Establishing these schools pushed me as an authorizer and the state to innovate. We worked to develop additional high-quality accountability measures of success like a five- and six-year graduation rate, what counts as credit accumulation, and what counts as post-high school readiness. Innovation on both sides of the equation, from the school and from its authorizer, has yielded incredible results: 99% of Excel Centers graduates earn college credits or industry-recognized certifications, and graduates report a 280% increase in mean wages within one year after graduation.
The Excel Center story uplifts how a strong base of accountability can breed incredible innovative and responsible models for achieving great student outcomes.
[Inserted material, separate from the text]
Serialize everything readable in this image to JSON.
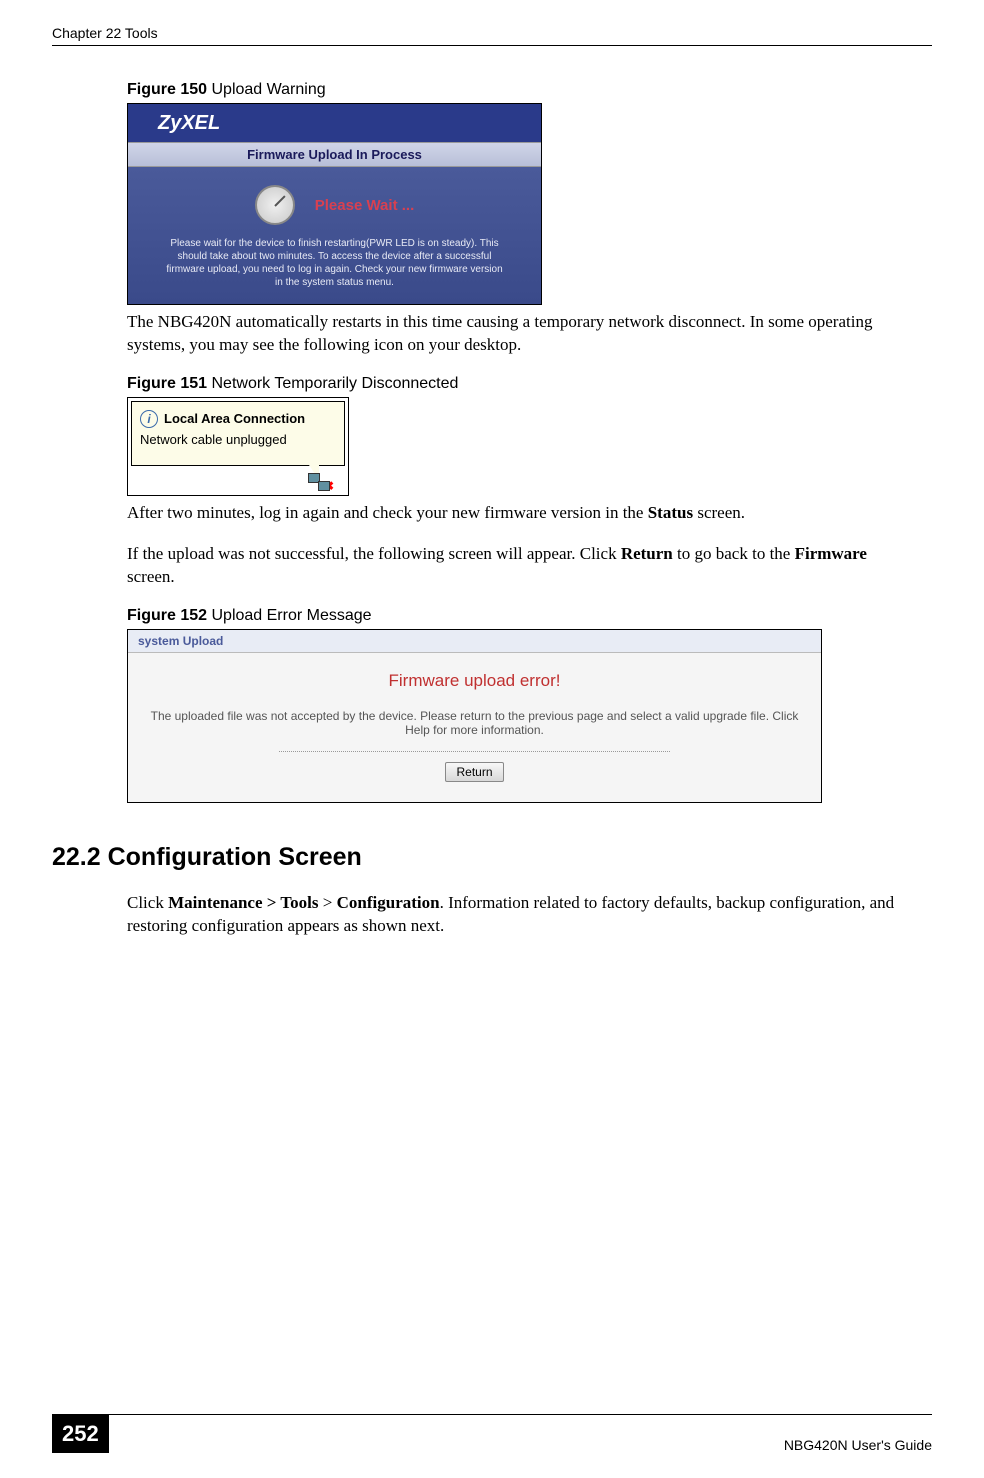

But make no mistake: charter schooling and authorizing must evolve to stay at the vanguard of innovation that produces strong student outcomes. New classroom innovations–like micro-schooling, pod structures, and flexible learning environments–should not only be available but should also be actively supported through strong, evolving authorizing and accountability practices. That’s why NACSA and a number of other organizations continue to engage policymakers and practitioners on how to foster more unique student learning opportunities.
Moving Forward: Stay On the Precipice of Innovation
No matter what, student outcomes must remain at the center. Through strong accountability systems, we can assess different models, analyze student outcome data, and continue pushing the boundaries of innovation. That’s how educational practitioners move forward and continue to stay at the precipice of innovation. We take examples and dream of new ways to harness student learning and interests. We examine the data and take calculated risks. And then, last but definitely not least, we adjust to meet the needs of the community—responsibly, smartly, over and over again.